Intuition behind LDSC

In genetics, the standard additive model is

\[\begin{equation} \tilde{y_i}=\sum_{j=1}^J \beta_jx_{ij} +\epsilon_i \end{equation}\]

where \(y_i\) measures our phenotype of interest, \(x_{ij}\) is the genotype matrix and \(\beta_j\) measures the effect size of SNP \(j\) on the phenotype.

The data is typically standardised so that \(var(\tilde{y_i})=1\) and all \(var(x_{ij})=1\), which implicitly assumes a relationship between \(\beta_j\) and MAF (e.g. that rarer things (smaller MAF) typically have a larger effect size to compensate). There are two extremes for this standardisation step: (i) once we assume a constant variance for \(\beta\), the variance explained by each SNP is the same (so that rarer things have a larger effect size to compensate) and (ii) no standardisation so that the distribution of effect sizes is the same and doesn’t depend on allele frequency. Realistically, it is somewhere between these extremes and will be trait specific.

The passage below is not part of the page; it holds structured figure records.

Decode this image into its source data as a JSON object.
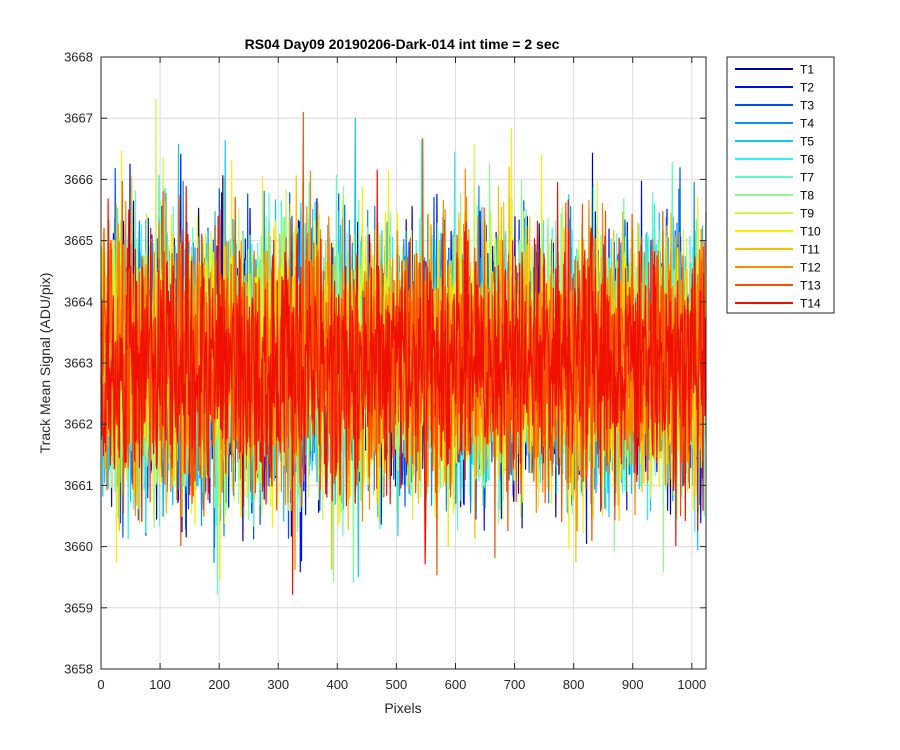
{
  "chart_data": {
    "type": "line",
    "title": "RS04 Day09 20190206-Dark-014 int time = 2 sec",
    "xlabel": "Pixels",
    "ylabel": "Track Mean Signal (ADU/pix)",
    "xlim": [
      0,
      1024
    ],
    "ylim": [
      3658,
      3668
    ],
    "xticks": [
      0,
      100,
      200,
      300,
      400,
      500,
      600,
      700,
      800,
      900,
      1000
    ],
    "yticks": [
      3658,
      3659,
      3660,
      3661,
      3662,
      3663,
      3664,
      3665,
      3666,
      3667,
      3668
    ],
    "grid": true,
    "legend_position": "outside-top-right",
    "noise_model": {
      "points_per_series": 1024,
      "mean": 3663.0,
      "std": 1.05,
      "approx_min": 3659.0,
      "approx_max": 3667.4
    },
    "series": [
      {
        "name": "T1",
        "color": "#0000a8"
      },
      {
        "name": "T2",
        "color": "#0010e0"
      },
      {
        "name": "T3",
        "color": "#0050f0"
      },
      {
        "name": "T4",
        "color": "#0090f8"
      },
      {
        "name": "T5",
        "color": "#10c8f8"
      },
      {
        "name": "T6",
        "color": "#30f0f0"
      },
      {
        "name": "T7",
        "color": "#60f8c8"
      },
      {
        "name": "T8",
        "color": "#90f890"
      },
      {
        "name": "T9",
        "color": "#c8f848"
      },
      {
        "name": "T10",
        "color": "#f8f000"
      },
      {
        "name": "T11",
        "color": "#f8c000"
      },
      {
        "name": "T12",
        "color": "#f88800"
      },
      {
        "name": "T13",
        "color": "#f85000"
      },
      {
        "name": "T14",
        "color": "#f01000"
      }
    ]
  }
}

In the genome, SNPs are correlated with one another and so from a GWAS we can estimate the marginal effects,

\[\begin{equation} \hat{\beta_j}^{GWAS}=s_j+\sum_{k=1}^J \beta_k r_{x_{i,j},x_{i,k}}+\epsilon_j \end{equation}\]

where \(s_j\) is some bias from confounders (e.g. population stratification or relatedness) and \(r_{x_{i,j},x_{i,k}}\) is the correlation between SNPs \(x_j\) and \(x_k\).

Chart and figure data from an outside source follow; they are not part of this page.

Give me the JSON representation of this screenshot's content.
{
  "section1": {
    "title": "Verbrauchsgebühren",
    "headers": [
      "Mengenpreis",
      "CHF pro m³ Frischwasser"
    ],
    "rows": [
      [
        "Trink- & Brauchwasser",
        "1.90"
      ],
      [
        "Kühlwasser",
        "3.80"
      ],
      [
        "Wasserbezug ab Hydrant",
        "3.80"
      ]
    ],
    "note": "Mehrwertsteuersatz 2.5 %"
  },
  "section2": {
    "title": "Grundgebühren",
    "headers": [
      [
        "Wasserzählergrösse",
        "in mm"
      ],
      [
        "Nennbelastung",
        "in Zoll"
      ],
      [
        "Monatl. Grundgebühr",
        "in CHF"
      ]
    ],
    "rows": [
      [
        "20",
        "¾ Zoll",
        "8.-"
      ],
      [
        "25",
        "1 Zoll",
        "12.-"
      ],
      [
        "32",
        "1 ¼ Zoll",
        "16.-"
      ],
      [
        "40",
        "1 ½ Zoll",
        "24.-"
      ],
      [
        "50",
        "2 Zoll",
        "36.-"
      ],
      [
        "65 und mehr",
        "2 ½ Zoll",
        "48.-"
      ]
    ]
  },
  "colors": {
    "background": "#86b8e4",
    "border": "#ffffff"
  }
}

The LD score of SNP \(j\) is defined as

\[\begin{equation} l_j=\sum_{k=1}^J r^2_{x_{i,j}, x_{i,k}}. \end{equation}\]

In which case, the LDSC model is a simple linear regression of \(\chi^2\) statistics against LD scores. In a polygenic model, the expected \(\chi^2\) statistics is defined as:

\[\begin{equation} E(\chi^2_j)=1+N\alpha+\dfrac{Nh^2_{SNP}}{M} l_j \end{equation}\]

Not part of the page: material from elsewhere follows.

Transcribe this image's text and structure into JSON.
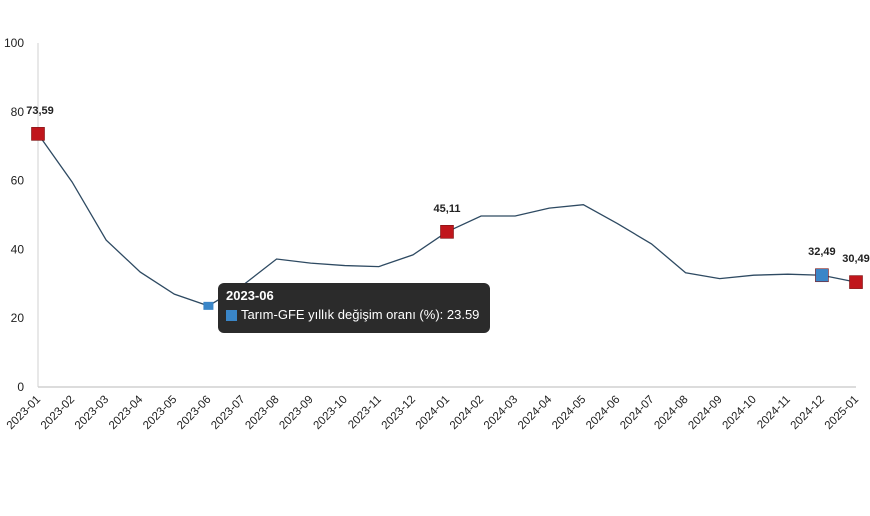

where N is the sample size, \(\alpha\) is a measure of confounding, M is the number of SNPs and \(h^2=\sum_j\beta_j^2\) measures SNP-heritability. This relationship between \(\chi^2\) value and LD score is intuitive because the more things you tag (and the degree with which you tag), the more likely you are to tag a CV. More formally, “assuming a uniform prior, we see SNPs with more LD friends showing more association”.

Uses of LDSC

If we regress our \(\chi^2\) values from the GWAS on \(Nl_j\) for each SNP \(j\), we get:

  1. Intercept: estimate of \(1+N\alpha\) (test for deviation from 1 as index of stratification/confounding and use to correct for confounding. \(>1\) implies confounding, similar to genomic control).

  2. Slope: estimate of \(\frac{h^2_{SNP}}{M}\) (with known M, can convert to an estimate of \(h^2_{SNP}\)), i.e. how much it tracks with changes in LD.

This method was first used to distinguish between population stratification (where there will be no relationship between LD score and \(\chi^2\) association statistic) and actually interesting polygenic effects (where there will be a positive relationship between LD score and \(\chi^2\) association statistic) by examining the LDSC intercept. This was compared with \(\lambda_{GC}\) values (with which the observed \(\chi^2\) values are divided by in the genomic-control method) to show that genomic control is unnecessarily conservative (LD score intercept \(<\lambda_{GC}\)). Moreover, contrary to LDSC, genomic-control does not distingusih true polygenicity from confounding bias.

Heritability describes the proportion of the phenotypic variation that can be explained by genetic factors. Traditionally, twin studies were used to estimate heritability but now linear mixed models (LMM) are typically used by partitioning phenotypic variance into variance components. However, LMM typically use REML for parameter estimation and therefore require individual genotype data. LDSC offers an alternative method for estimating heritability without requiring individual genotypes.

Note that the precomputed LD scores (\(l\)) for European and East Asian populations can be downloaded directly from github so that LDSC can be performed easily using only GWAS summary statistics (and a reference LD population).